Aucun n'a voulu être cité, sauf Jean-Claude Dassier, l'ex-dirigeant, et Vincent Labrune, le président. Est-ce dû à son actualité extra-sportive ? Nul ne le sait, mais beaucoup ont accepté de témoigner, de raconter et de partager leurs expériences à son contact. À six jours de la publication, un employé de l'OM est venu à la pêche : "Vous travaillez sur le volet judiciaire ?"
Marseille est un village, au sein duquel José Anigo ne laisse pas indifférent. Capable tout à la fois de séduire, de subjuguer, de repousser et d'inquiéter, le Marseillais de 51 ans, dont 27 à l'OM (1976-1987, 1997-2013), reste encore une énigme.
Une ascension fulgurante
Technicien reconnu qui, pour l'anecdote, a passé ses diplômes avec Didier Deschamps, il fut champion de France avec la réserve olympienne (CFA), entraîneur intérimaire après le départ de Tomislav Ivic, puis directeur du centre de formation. Avant de remplacer, en janvier 2004, Alain Perrin aux commandes de l'OM et d'atteindre la finale de la coupe UEFA avec Didier Drogba.
Un an et demi plus tard, il devenait directeur sportif du plus fada des clubs français. "Quand il est revenu, en 1997, il était brancardier, rappelle un habitué des lieux. Il était là comme éducateur bénévole et s'occupait des benjamins. José est parti de tout en bas. Ensuite, il a eu tendance à se faire copain avec les uns et les autres.

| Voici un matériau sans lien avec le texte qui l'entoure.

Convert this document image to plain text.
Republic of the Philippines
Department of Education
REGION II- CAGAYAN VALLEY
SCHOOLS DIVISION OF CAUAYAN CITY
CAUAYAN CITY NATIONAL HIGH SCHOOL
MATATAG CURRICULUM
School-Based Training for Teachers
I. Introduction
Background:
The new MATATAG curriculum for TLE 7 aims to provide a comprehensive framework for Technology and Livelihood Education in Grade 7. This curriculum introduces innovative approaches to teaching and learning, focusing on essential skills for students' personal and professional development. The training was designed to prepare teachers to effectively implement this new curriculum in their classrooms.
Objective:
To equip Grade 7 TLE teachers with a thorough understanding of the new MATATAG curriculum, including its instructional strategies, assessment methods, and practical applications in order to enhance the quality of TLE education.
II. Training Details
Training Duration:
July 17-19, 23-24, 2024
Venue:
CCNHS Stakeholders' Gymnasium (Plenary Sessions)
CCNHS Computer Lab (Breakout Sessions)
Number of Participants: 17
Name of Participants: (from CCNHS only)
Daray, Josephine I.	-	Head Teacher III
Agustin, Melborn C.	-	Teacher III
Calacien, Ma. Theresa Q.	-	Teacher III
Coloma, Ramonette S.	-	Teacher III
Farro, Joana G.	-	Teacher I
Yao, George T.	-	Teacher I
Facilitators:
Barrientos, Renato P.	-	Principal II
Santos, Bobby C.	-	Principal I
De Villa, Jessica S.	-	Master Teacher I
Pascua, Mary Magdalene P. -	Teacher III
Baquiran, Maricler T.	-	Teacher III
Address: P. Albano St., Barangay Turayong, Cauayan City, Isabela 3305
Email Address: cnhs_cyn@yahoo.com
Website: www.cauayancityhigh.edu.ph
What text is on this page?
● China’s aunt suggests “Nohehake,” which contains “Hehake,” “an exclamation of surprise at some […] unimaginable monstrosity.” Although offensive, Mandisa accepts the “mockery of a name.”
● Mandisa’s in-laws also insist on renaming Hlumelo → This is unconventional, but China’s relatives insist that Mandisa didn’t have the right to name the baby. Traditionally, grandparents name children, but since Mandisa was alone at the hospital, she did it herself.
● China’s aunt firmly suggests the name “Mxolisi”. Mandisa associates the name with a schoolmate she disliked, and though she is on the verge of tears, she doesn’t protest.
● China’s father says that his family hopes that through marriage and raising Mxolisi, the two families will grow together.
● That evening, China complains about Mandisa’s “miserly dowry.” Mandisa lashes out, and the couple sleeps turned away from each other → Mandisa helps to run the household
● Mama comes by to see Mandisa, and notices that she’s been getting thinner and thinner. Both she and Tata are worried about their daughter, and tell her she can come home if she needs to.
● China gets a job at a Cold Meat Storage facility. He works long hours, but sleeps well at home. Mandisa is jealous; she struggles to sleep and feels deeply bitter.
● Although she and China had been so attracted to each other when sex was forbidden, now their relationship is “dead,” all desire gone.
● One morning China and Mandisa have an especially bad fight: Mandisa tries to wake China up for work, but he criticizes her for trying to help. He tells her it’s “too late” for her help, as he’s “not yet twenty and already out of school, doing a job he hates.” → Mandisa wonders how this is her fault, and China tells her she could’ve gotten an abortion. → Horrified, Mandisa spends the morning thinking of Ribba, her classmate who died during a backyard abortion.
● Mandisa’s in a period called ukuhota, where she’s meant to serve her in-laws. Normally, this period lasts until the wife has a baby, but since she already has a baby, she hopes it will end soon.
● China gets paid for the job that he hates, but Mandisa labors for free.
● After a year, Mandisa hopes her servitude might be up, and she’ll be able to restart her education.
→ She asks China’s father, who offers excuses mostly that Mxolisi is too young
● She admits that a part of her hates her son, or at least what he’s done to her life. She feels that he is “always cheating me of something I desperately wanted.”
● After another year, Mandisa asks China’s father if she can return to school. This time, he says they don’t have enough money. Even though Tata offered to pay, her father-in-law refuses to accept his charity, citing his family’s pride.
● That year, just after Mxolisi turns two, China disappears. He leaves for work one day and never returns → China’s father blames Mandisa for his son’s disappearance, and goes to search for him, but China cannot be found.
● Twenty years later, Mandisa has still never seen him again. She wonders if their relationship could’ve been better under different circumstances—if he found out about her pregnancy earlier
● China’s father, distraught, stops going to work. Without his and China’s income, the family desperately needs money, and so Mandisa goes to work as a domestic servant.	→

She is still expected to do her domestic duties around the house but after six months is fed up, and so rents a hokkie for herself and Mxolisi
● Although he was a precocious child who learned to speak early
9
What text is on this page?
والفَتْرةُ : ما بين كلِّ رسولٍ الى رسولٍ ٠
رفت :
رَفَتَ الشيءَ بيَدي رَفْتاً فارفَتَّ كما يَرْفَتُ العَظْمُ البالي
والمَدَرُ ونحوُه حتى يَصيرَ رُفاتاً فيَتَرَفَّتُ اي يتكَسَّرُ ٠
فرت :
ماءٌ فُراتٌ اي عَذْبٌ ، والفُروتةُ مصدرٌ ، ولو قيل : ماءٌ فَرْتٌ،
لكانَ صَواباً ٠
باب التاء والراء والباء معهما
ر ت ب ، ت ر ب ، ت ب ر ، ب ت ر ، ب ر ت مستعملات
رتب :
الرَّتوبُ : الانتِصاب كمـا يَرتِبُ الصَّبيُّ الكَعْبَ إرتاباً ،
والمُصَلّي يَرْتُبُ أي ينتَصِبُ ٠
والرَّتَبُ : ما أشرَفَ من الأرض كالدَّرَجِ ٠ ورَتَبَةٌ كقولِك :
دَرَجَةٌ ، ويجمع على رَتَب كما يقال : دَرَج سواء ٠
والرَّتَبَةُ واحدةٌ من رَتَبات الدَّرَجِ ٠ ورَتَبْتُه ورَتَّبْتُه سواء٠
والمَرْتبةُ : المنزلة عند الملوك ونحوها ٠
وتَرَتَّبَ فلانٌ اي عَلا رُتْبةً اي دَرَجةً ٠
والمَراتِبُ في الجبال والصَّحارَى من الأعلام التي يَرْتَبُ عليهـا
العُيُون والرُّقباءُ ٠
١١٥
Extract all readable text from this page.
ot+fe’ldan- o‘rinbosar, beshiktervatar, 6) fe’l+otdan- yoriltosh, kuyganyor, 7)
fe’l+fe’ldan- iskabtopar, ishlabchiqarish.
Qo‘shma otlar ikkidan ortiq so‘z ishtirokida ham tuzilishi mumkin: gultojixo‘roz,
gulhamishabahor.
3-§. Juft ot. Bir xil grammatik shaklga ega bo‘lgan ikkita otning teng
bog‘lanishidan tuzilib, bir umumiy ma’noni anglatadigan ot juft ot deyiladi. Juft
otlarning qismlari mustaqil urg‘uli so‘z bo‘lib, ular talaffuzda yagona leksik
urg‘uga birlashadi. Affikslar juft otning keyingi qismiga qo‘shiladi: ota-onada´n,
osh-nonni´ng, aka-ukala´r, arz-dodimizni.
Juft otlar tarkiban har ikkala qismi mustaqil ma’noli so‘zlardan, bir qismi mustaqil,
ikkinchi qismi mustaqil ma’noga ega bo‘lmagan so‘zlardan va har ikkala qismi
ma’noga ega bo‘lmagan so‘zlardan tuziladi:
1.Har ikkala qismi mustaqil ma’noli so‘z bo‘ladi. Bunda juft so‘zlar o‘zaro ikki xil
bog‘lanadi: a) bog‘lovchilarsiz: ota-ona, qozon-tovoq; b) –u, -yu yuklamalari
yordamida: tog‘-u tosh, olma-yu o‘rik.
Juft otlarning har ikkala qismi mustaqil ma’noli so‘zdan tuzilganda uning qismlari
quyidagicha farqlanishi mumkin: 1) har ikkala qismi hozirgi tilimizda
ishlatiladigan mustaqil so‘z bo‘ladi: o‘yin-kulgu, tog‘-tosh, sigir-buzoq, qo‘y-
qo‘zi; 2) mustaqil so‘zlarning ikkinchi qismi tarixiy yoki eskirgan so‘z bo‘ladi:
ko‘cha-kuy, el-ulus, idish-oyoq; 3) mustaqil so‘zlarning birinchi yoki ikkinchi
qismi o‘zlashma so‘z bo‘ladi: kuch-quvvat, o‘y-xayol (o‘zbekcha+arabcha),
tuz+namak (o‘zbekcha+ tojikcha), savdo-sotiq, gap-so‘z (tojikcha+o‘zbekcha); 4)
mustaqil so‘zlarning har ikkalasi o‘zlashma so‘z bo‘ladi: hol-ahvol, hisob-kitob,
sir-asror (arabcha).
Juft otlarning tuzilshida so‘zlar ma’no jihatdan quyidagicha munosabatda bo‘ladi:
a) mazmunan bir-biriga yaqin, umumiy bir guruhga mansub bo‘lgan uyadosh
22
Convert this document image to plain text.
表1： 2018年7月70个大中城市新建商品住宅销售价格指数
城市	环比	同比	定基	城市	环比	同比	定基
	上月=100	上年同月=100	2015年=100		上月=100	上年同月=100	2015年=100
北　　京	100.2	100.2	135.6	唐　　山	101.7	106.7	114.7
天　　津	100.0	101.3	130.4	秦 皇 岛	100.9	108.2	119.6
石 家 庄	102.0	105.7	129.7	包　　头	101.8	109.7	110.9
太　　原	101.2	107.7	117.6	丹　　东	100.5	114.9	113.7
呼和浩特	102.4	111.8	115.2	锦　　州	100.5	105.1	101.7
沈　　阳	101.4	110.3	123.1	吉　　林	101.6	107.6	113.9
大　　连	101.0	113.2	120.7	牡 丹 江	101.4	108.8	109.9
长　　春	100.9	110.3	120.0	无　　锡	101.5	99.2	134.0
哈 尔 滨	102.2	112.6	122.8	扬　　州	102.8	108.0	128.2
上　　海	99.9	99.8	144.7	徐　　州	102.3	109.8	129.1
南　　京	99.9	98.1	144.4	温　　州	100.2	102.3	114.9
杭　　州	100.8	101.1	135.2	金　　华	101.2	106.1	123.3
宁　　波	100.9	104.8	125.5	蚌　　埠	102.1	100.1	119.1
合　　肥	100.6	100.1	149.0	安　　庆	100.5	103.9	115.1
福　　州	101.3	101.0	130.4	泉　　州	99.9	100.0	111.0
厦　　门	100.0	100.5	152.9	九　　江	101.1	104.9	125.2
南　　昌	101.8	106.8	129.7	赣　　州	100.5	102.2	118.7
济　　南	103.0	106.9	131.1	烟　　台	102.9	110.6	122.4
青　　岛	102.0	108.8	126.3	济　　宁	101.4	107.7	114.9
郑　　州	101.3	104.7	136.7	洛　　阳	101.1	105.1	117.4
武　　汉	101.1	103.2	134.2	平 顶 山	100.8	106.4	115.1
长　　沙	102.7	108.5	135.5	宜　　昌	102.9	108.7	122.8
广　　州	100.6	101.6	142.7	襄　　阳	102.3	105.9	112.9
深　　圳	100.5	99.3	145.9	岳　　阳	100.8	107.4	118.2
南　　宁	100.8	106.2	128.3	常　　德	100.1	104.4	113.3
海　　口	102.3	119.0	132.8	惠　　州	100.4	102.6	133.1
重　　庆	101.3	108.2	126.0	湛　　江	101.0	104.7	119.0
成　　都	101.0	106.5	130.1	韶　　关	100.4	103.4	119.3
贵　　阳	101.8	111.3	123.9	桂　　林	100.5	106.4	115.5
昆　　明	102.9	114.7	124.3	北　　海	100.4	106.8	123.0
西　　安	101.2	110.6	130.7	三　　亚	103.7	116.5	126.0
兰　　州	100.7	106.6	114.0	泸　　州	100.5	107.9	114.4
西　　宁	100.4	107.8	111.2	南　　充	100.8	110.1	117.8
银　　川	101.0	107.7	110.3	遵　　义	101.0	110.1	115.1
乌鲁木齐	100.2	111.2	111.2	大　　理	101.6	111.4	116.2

Mais c'était pour mieux leur marcher sur la tête."
Depuis sa nomination, José Anigo est devenu un homme clé de l'OM. Son principal fait d'arme reste d'avoir déniché Mathieu Valbuena à Libourne. Apprécié des joueurs, avec lesquels il use de sa proximité, il jouit d'une aura de protecteur dans le vestiaire. À la limite d'inspirer la crainte chez certains, d'impressionner.
La question brûle toutes les lèvres depuis tant d'années : les joueurs défilent, les présidents se succèdent et les entraîneurs valsent. José Anigo demeure. Même quand il a tenu tête à Bernard Tapie,en 2001.
En public, Labrune insiste régulièrement sur le caractère "indispensable" de l'ex-Endoumois (7e) qui a donné son nom à un stade, du côté de Consolat (15e)."Il connaît parfaitement le club et son environnement, justifie le président olympien. C'est très important pour l'actionnaire et pour moi, qui ne sommes pas de Marseille. Après, il aime l'OM et personne ne peut le lui enlever. C'est le premier arrivé au bureau et le dernier parti, il a une énorme capacité de travail. C'est un rouage essentiel de la machine qui, faut-il le rappeler, n'est pas une entreprise comme les autres."
Au fil du temps, l'enfant des quartiers Nord, postérisé avec les Minots de l'OM, a quand même développé une réputation sulfureuse, une image guère flatteuse. Malgré lui. À cause de lui, aussi. Anigo la cultive tout autant qu'il la réfute. En dépit d'un casier judiciaire immaculé, son patronyme est souillé et il se retrouve souvent dans la tourmente. "Je n'ai jamais eu à me plaindre de notre collaboration, souligne Dassier. Je continue d'ailleurs d'avoir des relations amicales avec lui. Quand il est dans les ennuis, il me passe un petit coup de fil et l'inverse est vrai aussi."
"Marseille mange ses enfants", se plaît-il à répéter dans la presse nationale pour éteindre l'incendie.
Un directeur sportif tout puissant
La saison passée, il a tout noté durant sa mise à l'écart ; à son retour, les membres du staff qui avaient eu l'audace de conserver des rapports cordiaux avec Didier Deschamps ont dû se justifier. Un d'entre eux a eu le tort de boire un verre avec le champion du monde. "Tu es avec lui ou avec moi ?", lui a alors lancé le directeur sportif, qui aime s'entourer de fidèles en qui il peut avoir confiance, quitte à les malmener.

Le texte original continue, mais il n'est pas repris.